BIM is also altering the way world-famous projects are being designed, installed and maintained, with Autodesk® announcing that it will employ this technological tool in upcoming renovations of the Eiffel Tower, ahead of the 2024 Summer Olympics.
But how does BIM tackle inefficiency and why has its influence grown so rapidly?
The key reason the construction sector, particularly in the installation of fire protection systems, is increasingly choosing to employ the use of pre-site methodology like BIM is its ability to reduce time and therefore the cost of installation.
As BIM-enabling tools allow contractors and engineers to preemptively visualise and conceptualise structures, less time is spent installing the systems on site. This is particularly the case when using bespoke tools such as Victaulic Tools for Revit®, which can be tailored to specific projects.
This makes designing fire protection systems, pipe routing, and editing designs incredibly efficient.
With the click of a button, the BIM-enabling tool offers engineers and contractors an easy way to: rotate components, such as valves and fittings, complete pipe runs at specified angles, create fabrication assembly documents and resize pipes or change fitting and accessory sizes.
To make production and installation more efficient, tagging features in Victaulic Tools for Revit® also allow engineers to create and apply preset tags. Questions such as where and in what order to install systems are therefore already answered by the time pre-fabricated materials arrive on site. Less labour hours are required and costs can be kept down.
In addition, BIM also makes the construction process more transparent and collaborative.
Firstly, BIM allows for designs to be adapted and modified at several stages, more easily and in a more visual way, all in advance of physical construction.
Secondly, cloud-based file storage programmes like BIM 360 Design, used by Victaulic’s Virtual Design and Construction team, enable teams to share documents and thus collaborate globally.
The software also allows for issue tracking so that customers can look at changes, in order to understand why they were made and monitor them in real time.
As the process is more visual and therefore more collaborative, the BIM-enabling tool helps to avoid the delays associated with errors in design or missing components by providing a realistic view of a project.
This is also pertinent at the construction stage as having the BIM model of a project allows project managers to quickly assess unforeseen issues and implement changes.
By having the BIM model on hand, project managers can instantly identify the route cause, create routing alternative, run cost reports, and submit updated fabrication drawings. This minimises both cost and construction delays.
Most recently, the arrival of VR made it possible for all parties involved to be inside a virtual environment together, visualising and engaging with the project model in real time.
VR tools combined with BIM enabling technology allow teams to work through issues before they reach a jobsite as well as at later stages, testing possible solutions in a virtual environment.
This idea of data being visualised brings a new level of efficiency to projects as the best possible solution can be realised before construction begins.

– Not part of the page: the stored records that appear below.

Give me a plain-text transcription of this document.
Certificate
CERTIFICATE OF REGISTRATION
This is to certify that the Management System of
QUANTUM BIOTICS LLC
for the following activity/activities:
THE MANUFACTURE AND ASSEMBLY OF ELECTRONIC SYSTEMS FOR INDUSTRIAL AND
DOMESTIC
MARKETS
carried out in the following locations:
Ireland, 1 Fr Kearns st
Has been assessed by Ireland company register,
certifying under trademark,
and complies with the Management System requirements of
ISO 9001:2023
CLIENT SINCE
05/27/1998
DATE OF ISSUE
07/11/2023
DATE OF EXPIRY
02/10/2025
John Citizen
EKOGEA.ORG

With customers and contractors engaging in open conversation and collaborating on ideas at several stages of preconstruction, both parties have a better understanding of decisions made. This averts questions being raised later in the process, which can adversely impact the schedule and cost of projects.
BIM is becoming increasingly popular in fire protection projects as it provides increased risk-mitigation control in the planning stages of a project. Developing and pre-fabricating extinguishing systems off-site means that risks and issues can be mitigated before the project arrives on site.

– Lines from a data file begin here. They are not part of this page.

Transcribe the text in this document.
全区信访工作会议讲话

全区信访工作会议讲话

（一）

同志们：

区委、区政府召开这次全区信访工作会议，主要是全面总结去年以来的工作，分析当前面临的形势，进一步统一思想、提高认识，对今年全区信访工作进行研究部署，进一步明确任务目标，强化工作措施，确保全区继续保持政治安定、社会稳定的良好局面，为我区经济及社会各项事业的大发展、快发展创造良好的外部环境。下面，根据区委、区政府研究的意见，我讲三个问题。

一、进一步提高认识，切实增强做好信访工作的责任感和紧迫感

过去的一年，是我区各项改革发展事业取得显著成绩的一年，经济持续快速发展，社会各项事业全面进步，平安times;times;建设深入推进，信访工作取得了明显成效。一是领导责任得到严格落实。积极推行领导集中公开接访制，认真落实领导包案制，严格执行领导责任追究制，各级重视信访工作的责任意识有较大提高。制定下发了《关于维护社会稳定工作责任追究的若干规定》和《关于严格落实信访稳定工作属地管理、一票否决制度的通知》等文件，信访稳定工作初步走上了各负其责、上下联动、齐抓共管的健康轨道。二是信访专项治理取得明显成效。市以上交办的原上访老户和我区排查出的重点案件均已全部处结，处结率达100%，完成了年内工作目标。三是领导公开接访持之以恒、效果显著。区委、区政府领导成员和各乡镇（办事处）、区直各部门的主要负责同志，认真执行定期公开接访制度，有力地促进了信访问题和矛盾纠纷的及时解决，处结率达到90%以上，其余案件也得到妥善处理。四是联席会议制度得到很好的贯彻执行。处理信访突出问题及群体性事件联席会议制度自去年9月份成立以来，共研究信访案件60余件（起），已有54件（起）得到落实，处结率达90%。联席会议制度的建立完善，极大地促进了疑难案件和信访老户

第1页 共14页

Additional savings on the installation of fire protection system can be achieved by using the newest 3D VR gear that allows contractors to fully immerse themselves into a project at preconstruction stage.
VR has quickly become the single best way to identify clashes: as the project is visualised ahead of installation, potential issues with the construction can be spotted and addressed instead of responding to incidents on site or post-installation, which may become incredibly costly.

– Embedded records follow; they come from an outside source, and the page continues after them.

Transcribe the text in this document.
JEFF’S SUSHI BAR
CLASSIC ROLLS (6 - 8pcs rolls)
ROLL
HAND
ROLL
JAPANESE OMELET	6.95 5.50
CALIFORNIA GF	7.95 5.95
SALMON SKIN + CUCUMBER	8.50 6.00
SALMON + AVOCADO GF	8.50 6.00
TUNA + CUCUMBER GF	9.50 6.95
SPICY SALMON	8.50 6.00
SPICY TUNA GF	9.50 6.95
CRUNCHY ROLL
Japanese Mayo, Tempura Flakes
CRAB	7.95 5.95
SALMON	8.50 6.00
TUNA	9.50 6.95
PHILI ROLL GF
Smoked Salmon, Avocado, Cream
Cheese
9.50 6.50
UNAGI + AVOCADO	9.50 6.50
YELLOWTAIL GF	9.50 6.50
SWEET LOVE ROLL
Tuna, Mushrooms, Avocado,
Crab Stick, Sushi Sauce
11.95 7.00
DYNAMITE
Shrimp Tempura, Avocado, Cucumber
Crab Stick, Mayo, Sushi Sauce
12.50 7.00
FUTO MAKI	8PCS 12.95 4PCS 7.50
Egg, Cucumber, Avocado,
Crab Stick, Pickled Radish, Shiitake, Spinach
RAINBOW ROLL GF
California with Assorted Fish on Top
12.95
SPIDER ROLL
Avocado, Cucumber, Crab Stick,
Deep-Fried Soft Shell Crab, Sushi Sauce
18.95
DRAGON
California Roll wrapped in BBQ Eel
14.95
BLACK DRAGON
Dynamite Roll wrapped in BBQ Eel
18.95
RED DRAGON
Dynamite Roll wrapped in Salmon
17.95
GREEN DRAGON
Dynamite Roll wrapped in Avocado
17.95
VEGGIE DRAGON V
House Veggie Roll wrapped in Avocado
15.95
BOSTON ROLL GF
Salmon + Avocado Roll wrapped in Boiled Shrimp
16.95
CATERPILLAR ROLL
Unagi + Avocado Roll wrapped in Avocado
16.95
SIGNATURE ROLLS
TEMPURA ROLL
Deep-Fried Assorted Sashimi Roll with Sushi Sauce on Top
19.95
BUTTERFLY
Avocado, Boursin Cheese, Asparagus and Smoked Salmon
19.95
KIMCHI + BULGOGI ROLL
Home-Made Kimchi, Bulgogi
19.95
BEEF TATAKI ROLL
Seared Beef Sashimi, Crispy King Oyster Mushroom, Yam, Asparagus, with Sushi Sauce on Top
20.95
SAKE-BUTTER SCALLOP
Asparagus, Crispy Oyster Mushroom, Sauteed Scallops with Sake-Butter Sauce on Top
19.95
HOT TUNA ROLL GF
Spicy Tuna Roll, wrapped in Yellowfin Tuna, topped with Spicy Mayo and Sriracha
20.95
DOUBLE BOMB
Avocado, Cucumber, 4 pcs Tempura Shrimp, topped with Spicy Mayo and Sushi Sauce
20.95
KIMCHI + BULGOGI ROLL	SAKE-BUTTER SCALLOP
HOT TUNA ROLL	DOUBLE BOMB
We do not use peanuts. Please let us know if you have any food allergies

Furthermore, the application of BIM means that potential threats to systems can be simulated and mitigated early in the project lifecycle. This change in behaviour allows for a more collaborative and efficient approach to developing and maintaining projects, particularly in the fire protection sector.
The recently published report from NBS showed the biggest year-on-year growth in BIM usage and awareness in the UK since 2014. This is a great start, but a much wider implementation of bespoke BIM-enabling technologies across the UK construction sector is still needed.
From saving time to better resource management, the benefits of BIM are designed to help the UK construction industry increase its efficiency, ultimately improving the bottom line.